REPUBLIKA.CO.ID, BOSSANGOA -- French peacekeeping troops have arrived in the Central African Republic town of Bossangoa, but houses still burn and weapons remain rife as sectarian resentment simmers.
"We are on maximum alert," a humanitarian aid worker told AFP this week in the key town, one of the most badly affected by the Christian-Muslim violence that has swept the country.
Panic has spread among residents because of two rumours of massacres in the region. French forces, African troops and relief agencies also say they have received reports of a large attack planned by Christian militias against Muslims.
On Wednesday, a French patrol bumped into a group of armed men from Seleka -- the officially disbanded, mostly Muslim rebel group that overthrew the government in March and installed its leader, Michel Djotodia, as president.
The French troops disarmed the men and put their Kalashnikovs in storage with between 100 and 200 other weapons seized over a fortnight in the region, said French military sources.
In a night raid on a house, French soldiers also seized jerrycans of petrol, hours after a series of fires that razed straw huts in both Christian and Muslim districts of the city.

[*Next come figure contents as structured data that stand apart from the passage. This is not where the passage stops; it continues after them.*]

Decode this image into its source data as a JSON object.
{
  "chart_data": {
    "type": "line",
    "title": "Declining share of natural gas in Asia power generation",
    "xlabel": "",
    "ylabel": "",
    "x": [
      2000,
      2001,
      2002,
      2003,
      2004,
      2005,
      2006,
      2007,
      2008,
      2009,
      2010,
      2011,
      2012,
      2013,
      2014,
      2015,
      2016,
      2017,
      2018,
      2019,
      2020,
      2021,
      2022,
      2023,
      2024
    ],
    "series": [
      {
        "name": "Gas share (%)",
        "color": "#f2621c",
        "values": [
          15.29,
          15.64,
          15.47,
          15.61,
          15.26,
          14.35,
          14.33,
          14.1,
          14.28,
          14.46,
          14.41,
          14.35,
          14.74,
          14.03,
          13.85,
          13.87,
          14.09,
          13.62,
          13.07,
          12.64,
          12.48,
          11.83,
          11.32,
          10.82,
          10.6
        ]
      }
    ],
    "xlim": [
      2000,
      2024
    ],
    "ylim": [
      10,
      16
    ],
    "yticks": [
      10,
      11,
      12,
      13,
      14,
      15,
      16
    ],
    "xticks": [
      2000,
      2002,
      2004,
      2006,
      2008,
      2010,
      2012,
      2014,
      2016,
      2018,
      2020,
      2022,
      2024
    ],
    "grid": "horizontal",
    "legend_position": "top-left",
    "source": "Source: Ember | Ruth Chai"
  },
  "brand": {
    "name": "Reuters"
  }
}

"Tensions are getting higher from day to day," said a relief worker.
Aid workers were all the more watchful after getting alarming news from Paoua, 150 kilometres (90 miles) away, where Seleka forces opened fire with assault rifles and rocket launchers and Christian militias warned of reprisals.
Nobody was reported killed or wounded. The gunfire followed a failed bid to broker peace between the people of the small town near the Chadian border and the "anti-balaka" (anti-machete) militias formed by Christians to fight Muslims.